The airports of the developed world have been turned into mini prototype police states, with little or no backlash from those forced to pass through them. But of course we’ll suffer any assault on our God-given rights to ‘save us from the terrorists,’ won’t we? This argument is based on the assumption that there are actual terrorists worth worrying about and secondly that the measures being taken in our airports are aimed at stopping their activity. Both claims cannot be substantiated.

Following in the footsteps of several US counterparts, Sydney Airport recently announced its beta testing of face recognition biometric cameras, aimed at identifying ‘terrorists and other undesirable travellers’ according to the Sydney Morning Herald. As with all biometric technologies, the digital algorithms that make up your facial features are captured and compared with a computer database of criminals. If you resemble an enemy of the state then red flags are immediately coordinated to the operator and your dangerous terrorist activity is brought to a swift halt.

Proponents of this system fail to take into account that terrorist masterminds are hardly likely to use notorious criminals to carry out operations where their movements will be filmed a hundred times over. If there were nineteen hijackers on September 11 roaming around American airports, surely there would be multiple video sequences of their activity? The FBI says so but all they have provided us with is a dodgy tape of Atta with two different time stamps on it. The rest is classified ‘due to the ongoing investigation’.

Another fairly important factor related to facial recognition technology is that it doesn’t actually work.

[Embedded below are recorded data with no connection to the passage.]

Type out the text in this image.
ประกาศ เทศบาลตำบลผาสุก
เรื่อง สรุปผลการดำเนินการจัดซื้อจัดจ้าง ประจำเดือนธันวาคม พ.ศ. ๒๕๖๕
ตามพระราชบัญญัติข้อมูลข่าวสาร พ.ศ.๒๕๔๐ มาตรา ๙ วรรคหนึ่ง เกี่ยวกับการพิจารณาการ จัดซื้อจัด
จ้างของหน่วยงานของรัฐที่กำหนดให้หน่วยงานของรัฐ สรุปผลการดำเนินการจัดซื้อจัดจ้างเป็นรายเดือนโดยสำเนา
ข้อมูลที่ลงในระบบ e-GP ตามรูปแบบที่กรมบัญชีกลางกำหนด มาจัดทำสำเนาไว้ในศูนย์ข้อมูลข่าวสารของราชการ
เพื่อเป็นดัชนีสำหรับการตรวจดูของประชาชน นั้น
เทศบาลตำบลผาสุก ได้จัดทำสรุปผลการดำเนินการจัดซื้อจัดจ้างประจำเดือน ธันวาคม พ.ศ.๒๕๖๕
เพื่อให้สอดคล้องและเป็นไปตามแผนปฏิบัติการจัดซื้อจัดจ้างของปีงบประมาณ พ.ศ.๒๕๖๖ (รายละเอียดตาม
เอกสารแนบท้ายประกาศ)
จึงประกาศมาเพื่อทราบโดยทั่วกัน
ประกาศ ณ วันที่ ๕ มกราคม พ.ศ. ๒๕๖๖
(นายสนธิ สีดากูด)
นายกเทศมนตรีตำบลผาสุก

A Boston Globe report, cited by the Register, concludes that a similar test at Boston’s Logan Airport failed miserably. You see, not unlike a toaster that only has two settings – burnt and warm bread – facial recognition technology is either far too sensitive or positively laid back. Either Ahmed and his terrorist chums walk on by unhindered or a mother with a pram is likely to be subjected to an armed standoff. On the non-sensitive setting, anyone who is aware of the technology can avoid it by wearing a pair of sunglasses.

So what other methods will Big Brother present in order to ‘save us from the terrorists’?

In the first stage of what will eventually morph into the behemoth ‘Total Information Awareness’ – the US Justice Department has proposed anti-terrorism regulations that would entail everyone who wanted to fly in and out of the country would be forced to disclose detailed personal information. This report was carried by the Washington Times. Even though the Immigration and Naturalization Service would implement the regulations, the law would apply to American citizens. This at a time when both the northern and southern borders are more wide open than ever. The ACLU, more interested in making sure gay people are allowed to cavort in street parades, have declared no opposition to the proposal.

Some people, perhaps even most, would have no aversion to providing their name, date of birth, citizenship, sex, passport number, country of residence, U.S. visa number, and address while in the United States. I would certainly support such measures for foreigners if I were under the delusion that our governments had any incentive to prevent terrorism. But what most don’t realize is that this is only the initial stage of a nice little horror that the government has been planning for a year or more.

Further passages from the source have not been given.